It puts a damper on one of the largest producers of meat substitutes in America. Not only did the share price plummet, the Californian company has also laid off employees. The Washington Times states that the fast food chain ‘McDone’ is (done) with the, or at least this, veggie burger.

    Last year, the two companies announced a three-year partnership. A pilot in only a few McDonald’s locations seemed promising, but scaling up to 600 restaurants has not been very successful for visitors. In the Netherlands, the McPlant was available as a trial for several months at the end of last year.


    Meat publicist Reinout Burgers, who has been a vegetarian for several years, is not surprised by the news from the US. “Vegetarian burgers are counterfeit. And that’s how they taste too,” he judges. According to him, tasty meals can be made from vegetable proteins, but imitating a burger perfectly so that it really resembles a meat burger is quite a challenge.

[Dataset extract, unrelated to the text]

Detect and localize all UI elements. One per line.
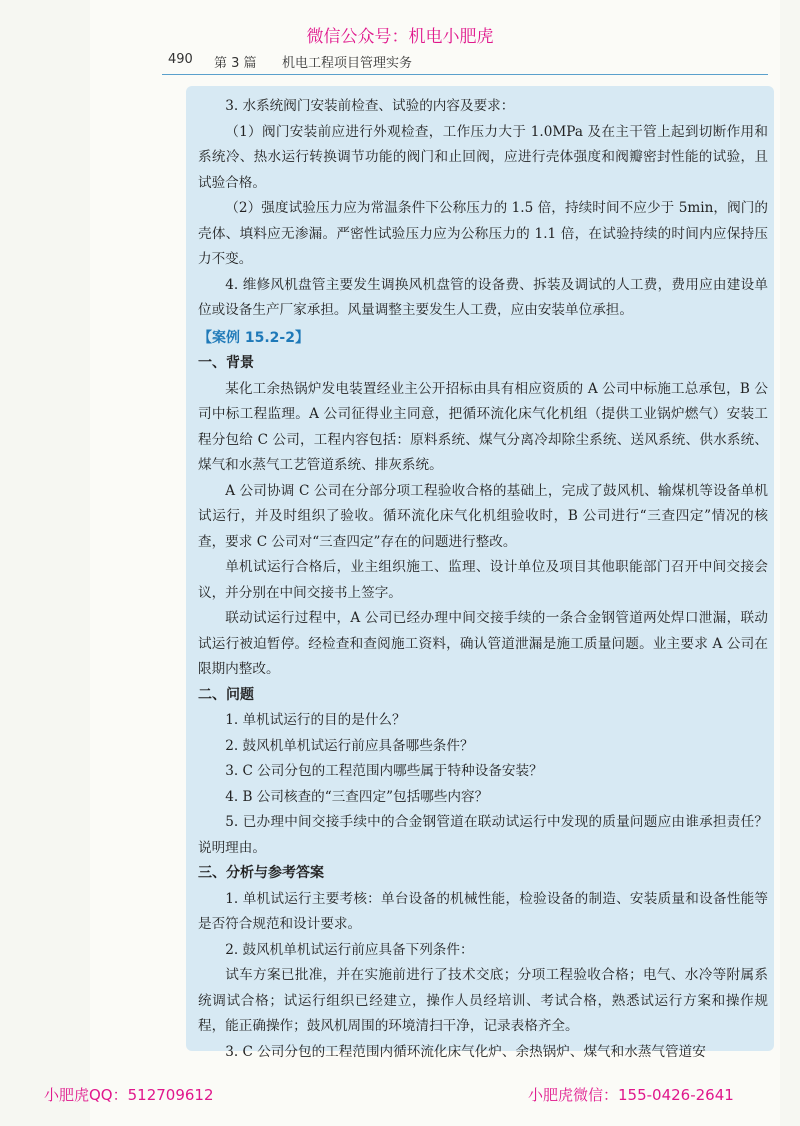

    Not only was the attempt by Beyond Meat to convince McDonald’s fans that it was difficult, introductions in other American fast food chains are also difficult. Partnerships with KFC, Taco Bell and Pizza Hut have not yet resulted in regular items on American menus. An irresistible vegetable pepperoni pizza turns out to be a bridge too far.

    Pablo Moleman, co-founder of ProVeg Netherlands, points out that a setback for Beyond Meat does not mean that the entire meat substitute sector is struggling in the US. He is also positive about the roll-out of vegetarian burgers in Europe. “In Austria, Burger King has even made the vegetarian version standard, under the motto ‘Normal oder mit Fleisch?’

    Burgers also believes that consumers are open to it: ,,People are curious. And many would like to try a vegetarian burger for reasons of climate or animal welfare. But in order to take root, it must meet the quality of meat specimens. That often doesn’t work well enough.”

    ‘Stuffy soy balls’

    ProVeg is more optimistic. The organization aims to halve animal consumption between now and 2040. Moleman is pleased with what, in his view, is the growing range of vegetarian delicacies by fast food chains in the Netherlands. “And in Belgium, one in three Burger King Whoppers sold is already the veggie version.”

    If consumers want to opt for plant-based burgers, that’s fine, but it shouldn’t become coercive. That is the view of Gert-Jan Oplaat, chairman of the umbrella organization of Dutch Poultry Slaughterhouses, Nepluvi. “Vegetarian manufacturers are trying, but many consumers are still not convinced. They’re not crazy, it tastes like soy soy balls. But of course I am not objective.”

    It is unclear how well the roll-out of plant-based products at McDonald’s in the Netherlands is going. A company spokesperson could not be reached.